Sympathetic doctors may turn safeguards into a formality
Even if we reject the “slippery slope” as a fallacy, there are reasons to doubt the safeguards being proposed. Firstly, forecasting life expectancy is not an exact science, even for the medical profession, and even with terminal illness. There is risk that people may be pushed towards assisted suicide by inaccurate prognosis, when they would have lived longer. Secondly, there is a risk of doctors sympathetic to a wider access to euthanasia turning the safeguard into a formality, like the nominal restrictions on abortion before twenty-four weeks pregnancy. Thirdly, rigorous assessment for capacity, or requirements for counselling, will almost certainly face opposition, as already occurs around medical care regarding gender transition, abortion or younger women requesting sterilisation.
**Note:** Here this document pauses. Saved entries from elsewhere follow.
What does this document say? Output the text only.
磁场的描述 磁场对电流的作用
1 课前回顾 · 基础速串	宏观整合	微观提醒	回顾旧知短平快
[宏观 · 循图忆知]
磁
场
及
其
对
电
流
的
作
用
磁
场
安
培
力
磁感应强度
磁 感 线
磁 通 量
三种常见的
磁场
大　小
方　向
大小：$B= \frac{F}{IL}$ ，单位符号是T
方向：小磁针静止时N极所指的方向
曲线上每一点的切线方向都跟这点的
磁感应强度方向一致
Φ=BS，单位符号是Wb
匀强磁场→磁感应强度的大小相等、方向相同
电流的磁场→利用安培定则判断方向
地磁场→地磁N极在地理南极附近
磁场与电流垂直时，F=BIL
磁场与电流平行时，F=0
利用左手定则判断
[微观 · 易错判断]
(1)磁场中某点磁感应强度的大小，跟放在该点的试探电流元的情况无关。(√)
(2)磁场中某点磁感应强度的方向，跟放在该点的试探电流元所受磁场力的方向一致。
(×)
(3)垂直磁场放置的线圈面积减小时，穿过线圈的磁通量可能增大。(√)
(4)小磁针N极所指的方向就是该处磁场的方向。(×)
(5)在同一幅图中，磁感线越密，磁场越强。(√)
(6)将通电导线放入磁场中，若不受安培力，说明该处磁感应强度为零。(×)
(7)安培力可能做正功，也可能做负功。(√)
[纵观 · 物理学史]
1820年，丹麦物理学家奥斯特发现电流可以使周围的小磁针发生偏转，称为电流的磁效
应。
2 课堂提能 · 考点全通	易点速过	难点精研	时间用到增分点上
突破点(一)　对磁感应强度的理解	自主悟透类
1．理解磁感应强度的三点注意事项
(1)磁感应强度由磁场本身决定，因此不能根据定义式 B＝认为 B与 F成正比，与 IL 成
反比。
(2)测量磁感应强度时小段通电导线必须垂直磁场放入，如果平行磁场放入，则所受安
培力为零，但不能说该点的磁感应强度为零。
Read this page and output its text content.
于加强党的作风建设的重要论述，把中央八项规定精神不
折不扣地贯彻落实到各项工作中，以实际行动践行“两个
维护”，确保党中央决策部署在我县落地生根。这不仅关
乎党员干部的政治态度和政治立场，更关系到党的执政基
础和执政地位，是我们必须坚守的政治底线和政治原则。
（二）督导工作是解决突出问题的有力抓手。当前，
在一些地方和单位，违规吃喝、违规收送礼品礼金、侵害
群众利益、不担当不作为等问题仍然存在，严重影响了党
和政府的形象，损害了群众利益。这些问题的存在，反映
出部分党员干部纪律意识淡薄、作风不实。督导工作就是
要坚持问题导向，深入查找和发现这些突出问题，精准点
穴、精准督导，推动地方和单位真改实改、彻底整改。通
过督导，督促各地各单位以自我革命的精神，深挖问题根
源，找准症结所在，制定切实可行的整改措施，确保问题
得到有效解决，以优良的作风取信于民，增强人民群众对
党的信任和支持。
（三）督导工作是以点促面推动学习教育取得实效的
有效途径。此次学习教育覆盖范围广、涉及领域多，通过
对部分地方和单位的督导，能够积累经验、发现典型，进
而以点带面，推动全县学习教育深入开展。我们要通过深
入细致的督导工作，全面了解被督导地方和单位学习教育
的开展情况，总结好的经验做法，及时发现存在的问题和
It would be useful to hear campaigners explain why alternatives to assisted suicide are not preferable. Should there be a guaranteed right to increasingly strong painkillers, morphine or other drugs, even where this risks killing the person? To some degree, that would be equivalent to legalising assisted suicide, but without needing to take the step of chartering the medical profession to actively kill people.
There is also a wider social question. There certainly are people with terminal illnesses who might benefit from assisted suicide being legal, but there certainly are also people who face anxiety, depression or loneliness, who believe their life has no meaning or hope, when this does not have to be true. I fear that I know people like this, too. Medical options are often confusing, poorly explained and restricted by healthcare rationing; doctors are often too overworked and rushed to help people properly understand their options. There are people who fear a painful or degrading death, when this is avoidable, through modern pain control and palliative care. For how many people is intense suffering or degrading conditions unavoidable, and for how many people is it a reflection of patchy palliative services, inadequately funded care, unavailable mental health treatment and insufficient pain control?
I don’t know the answer to that question, but it seems at least that we should know the answer. It would be a tragedy and a betrayal if assisted suicide became an alternative to making improvements in the care we offer. When our hospices are the best in the world, when people are guaranteed the pain control they need, and nobody faces squalid, low-quality conditions in care, then we can decide if we are justified in taking the first steps down what could be a dangerous slope.